Painted Dresser Diaries

The story goes like this: I pull into GC's driveway before a usual game of tennis and spot a ton of old furniture stacked on his curb, ready for the garbage man.  I take a closer look and see an old, rickety, wooden dresser, a hand-me-down, from GC's undergrad days, among the "trash." I had been scouring craigslist for a while in search of an old piece to re-finish, so I immediately wanted to take it home.  I can't say GC was too too surprised by my request, so I loaded it in my car and I immediately began brainstorming possibilities. 

The Beginning:

This is what I started with.  I was so anxious to get started on the sanding that I did not even bother taking a picture of it as a whole (an action I am now regretting), but the stain and knobs are distinguishable from this photo. 

Sanding:

I am fortunate enough to have a father who is a mechanical contractor, and after a quick lesson, he let me borrow his electric sander to speed the process.  I seriously do not know what I would have done without that thing. 

Sketching:

After I prepped the piece for painting, I spent an incredibly long time sketching.  I went back and fourth on colors, stains, patterns, etc.  Here is an original sketch that didn't make the cut, I thought it would be too busy, and I really couldn't decide on colors.  I did stick with a few things from this original drawing, though, a dark stained top and bottom and an antique white background.

Colors:

I knew I wanted a dark stain and that was probably the easiest decision of them all.  Paint color, not so much.  My design morphed into a solid antique white piece with a dark top and intricate knobs.  I went on the hunt for the perfect shade of white.  I settled on "Delicate Lace" and started the process.

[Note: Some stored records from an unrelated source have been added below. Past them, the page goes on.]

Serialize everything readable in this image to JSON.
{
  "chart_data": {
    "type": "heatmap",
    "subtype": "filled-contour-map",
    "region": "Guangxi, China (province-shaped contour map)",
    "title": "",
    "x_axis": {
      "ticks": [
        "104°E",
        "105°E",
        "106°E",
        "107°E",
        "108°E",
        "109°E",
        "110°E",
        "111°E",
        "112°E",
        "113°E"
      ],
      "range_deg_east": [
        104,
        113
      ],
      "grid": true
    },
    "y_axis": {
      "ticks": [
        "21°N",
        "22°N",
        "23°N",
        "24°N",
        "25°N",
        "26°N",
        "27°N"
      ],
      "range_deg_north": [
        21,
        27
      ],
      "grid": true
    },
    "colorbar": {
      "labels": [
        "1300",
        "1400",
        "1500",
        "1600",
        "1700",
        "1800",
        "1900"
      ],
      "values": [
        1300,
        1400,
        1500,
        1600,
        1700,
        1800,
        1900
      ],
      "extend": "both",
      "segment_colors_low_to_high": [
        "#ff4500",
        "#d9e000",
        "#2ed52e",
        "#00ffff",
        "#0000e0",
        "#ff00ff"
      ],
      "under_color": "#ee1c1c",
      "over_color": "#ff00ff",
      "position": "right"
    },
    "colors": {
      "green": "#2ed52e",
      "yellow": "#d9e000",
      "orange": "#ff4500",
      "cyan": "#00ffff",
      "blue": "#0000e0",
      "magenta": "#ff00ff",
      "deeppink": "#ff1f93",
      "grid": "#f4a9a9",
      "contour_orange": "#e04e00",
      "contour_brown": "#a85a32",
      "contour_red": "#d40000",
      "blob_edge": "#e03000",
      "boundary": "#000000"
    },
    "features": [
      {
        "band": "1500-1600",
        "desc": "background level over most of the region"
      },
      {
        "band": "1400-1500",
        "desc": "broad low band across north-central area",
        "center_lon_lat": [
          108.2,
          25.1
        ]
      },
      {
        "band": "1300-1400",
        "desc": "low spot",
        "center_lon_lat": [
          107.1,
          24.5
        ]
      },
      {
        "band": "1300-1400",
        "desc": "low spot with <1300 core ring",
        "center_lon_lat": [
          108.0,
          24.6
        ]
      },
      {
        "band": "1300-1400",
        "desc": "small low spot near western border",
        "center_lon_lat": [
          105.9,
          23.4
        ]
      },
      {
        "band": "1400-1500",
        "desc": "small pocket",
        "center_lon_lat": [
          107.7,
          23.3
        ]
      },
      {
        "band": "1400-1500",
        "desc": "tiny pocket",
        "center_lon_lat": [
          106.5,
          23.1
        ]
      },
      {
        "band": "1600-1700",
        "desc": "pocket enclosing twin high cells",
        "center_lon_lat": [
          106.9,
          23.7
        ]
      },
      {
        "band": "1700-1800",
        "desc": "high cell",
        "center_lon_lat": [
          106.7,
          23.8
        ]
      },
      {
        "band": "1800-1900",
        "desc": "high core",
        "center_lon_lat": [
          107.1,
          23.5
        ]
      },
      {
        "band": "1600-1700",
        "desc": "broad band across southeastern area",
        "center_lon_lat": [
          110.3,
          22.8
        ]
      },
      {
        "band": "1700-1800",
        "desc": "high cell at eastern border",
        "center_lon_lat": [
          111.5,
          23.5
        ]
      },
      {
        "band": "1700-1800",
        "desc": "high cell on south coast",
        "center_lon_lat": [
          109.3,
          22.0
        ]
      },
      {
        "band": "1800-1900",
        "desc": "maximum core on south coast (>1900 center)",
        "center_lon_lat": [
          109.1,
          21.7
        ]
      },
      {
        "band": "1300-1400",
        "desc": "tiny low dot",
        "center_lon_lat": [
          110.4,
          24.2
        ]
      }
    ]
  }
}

Just Call Me the Knob Snob:

While I was searching for a color and painting, I was also scouring the Internet for the perfect knobs.  I originally wanted something colorful and different to really stand out on the piece.  Not long into my search I discovered that "different" would cost me, so I turned to etsy.com instead of anthropologie to find them.  After looking at thousands of knobs (and that is no exaggeration), GC started calling me the "knob snob" (a well-deserved nickname).  Even after I finished painting I still had not decided on the knobs.

Design:

When the painting was finished, I was honestly disappointed.  I wanted it to look distressed, antique even, but it just seemed boring to me.  I decided that even knobs wouldn't make it interesting enough so I went back to the drawing board. 

I sat there and stared at the piece for a good two hours, seriously considered splattering it with ten different colors, and then regained my sanity and decided on herringbone.  Yes, I am a chevron-lover, but let's be honest, so is every other young female on the planet right now.  I chose herringbone because I see it as a chic twist on chevron.

Paint Part Two:

After deciding on a pattern I had to pick a color.  I decided that a neutral would look great and provide versatility in the future.  I am not the only indecisive one in my family (surprise, surprise). My mom tested around six different colors on our kitchen walls before finally settling on a shade.  Luckily for me, she still had all of the reject colors, perfectly preserved in our basement.  I chose one (after much debate), and started the measuring and taping process. "Frog Tape" became my hero and gave me great clean lines

Finishing Touches:

As I finished the pattern, I decided that clear knobs were the way to go and found a decent price through amazon.com.  I knew the exact shape that I wanted (melon) so it was a relatively quick process.

All in all I couldn't be happier with the end result, and I plan on taking on even more furniture projects soon! Maybe I will even try to sell the next one..... More to come.